САЙТ ГОДЛИТЕРАТУРЫ.РФ ФУНКЦИОНИРУЕТ ПРИ ФИНАНСОВОЙ ПОДДЕРЖКЕ МИНИСТЕРСТВА ЦИФРОВОГО РАЗВИТИЯ.

Тщета. Русский роман

Владивостокский издатель заново открывает знаменитое некогда произведение английского модерниста из Петербурга с отчётливым чеховским привкусом

Текст: Михаил Визель/ГодЛитературы.РФ

Фрагмент книги и обложка предоставлены Максимом Немцовым

Уильям Джерхарди (William Gerhardie, 1895 – 1977) - русский космополит в дореволюционном смысле этого слова. Родился в Петербурге в семье богатого бельгийского промышленника, с детства говорил по-русски и по-французски, в 1913 году вместе с семьей уехал в Англию - и составил славу модернисткой литературы этого языка, небедного в первой половине ХХ века (как, впрочем, и любого века) на славные имена. Его ценил Грэм Грин, всячески пропагандировал Герберт Уэллс, а


Ивлин Во прямо заявлял: «Я - талант, а Джерхарди - гений».


Причиной столь бурных восторгов стал дебютный роман 27-летнего Джерхарди «Тщета», написанный в 1922 году, после того, как время войны и революции автор с военной миссией побывал в Сибири. Он предсказуемо посвящён России, переживающей смутное время, но это очень особый взгляд на Россию:


взгляд свободно говорящего по-русски иностранца, боготворящего Чехова.


Достаточно сказать, что в центре романа - три сестры, и рассказчик сразу же обозначает свое отношение к происходящему: «Вы же знаете, как пишет Чехов. Вам известны люди в его пьесах. Они все, похоже, родились на пограничной полосе между комедией и трагедией — в чём-то вроде ничейной земли».

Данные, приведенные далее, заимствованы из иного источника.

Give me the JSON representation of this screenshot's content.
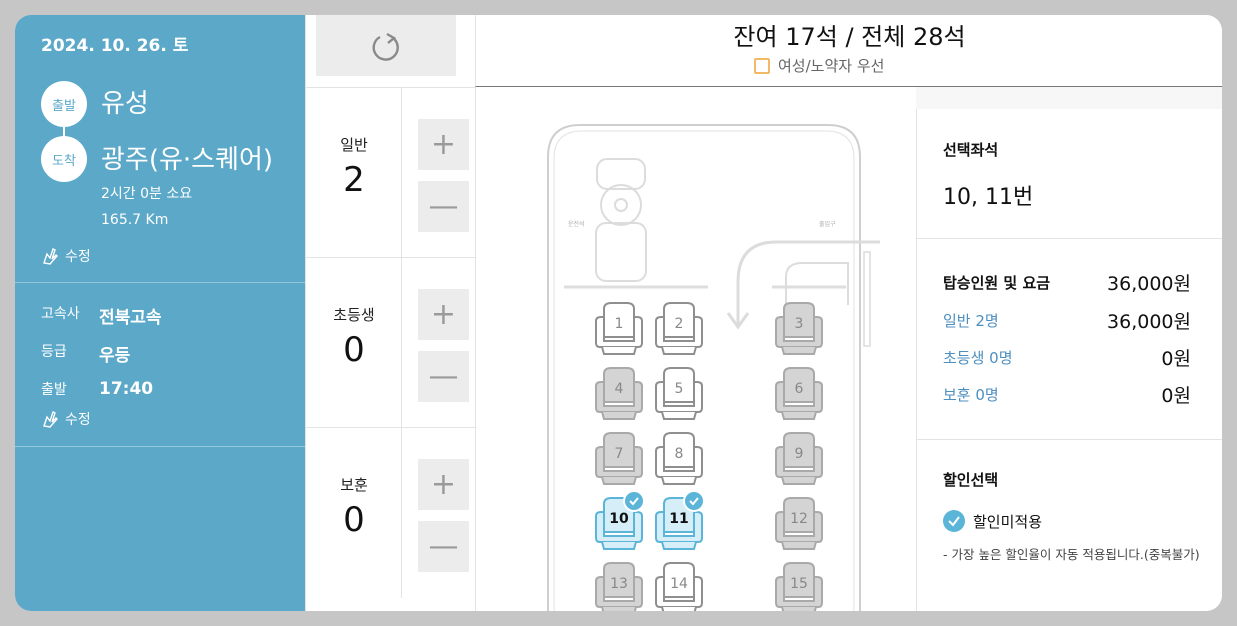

Последующие романы двадцатых-тридцатых годов также были встречены благосклонно, но Джерхарди прожил долгую жизнь, и с ним случилось самое страшное, что может случиться с писателем: после Второй мировой войны его авангардистские, полные томительного психологизма романы показались старомодными и неактуальными - что наложилось на личную депрессию писателя, и он оказался надолго забыт.

Понадобилось девяносто лет, чтобы его «русский дебют» добрался до русского читателя. Причем, что характерно, добрался с востока - усилиями владивостокского издателя-энтузиаста Валентина Пака и владивостокского же (хоть и переселившегося в Москву) переводчика Максима Немцова.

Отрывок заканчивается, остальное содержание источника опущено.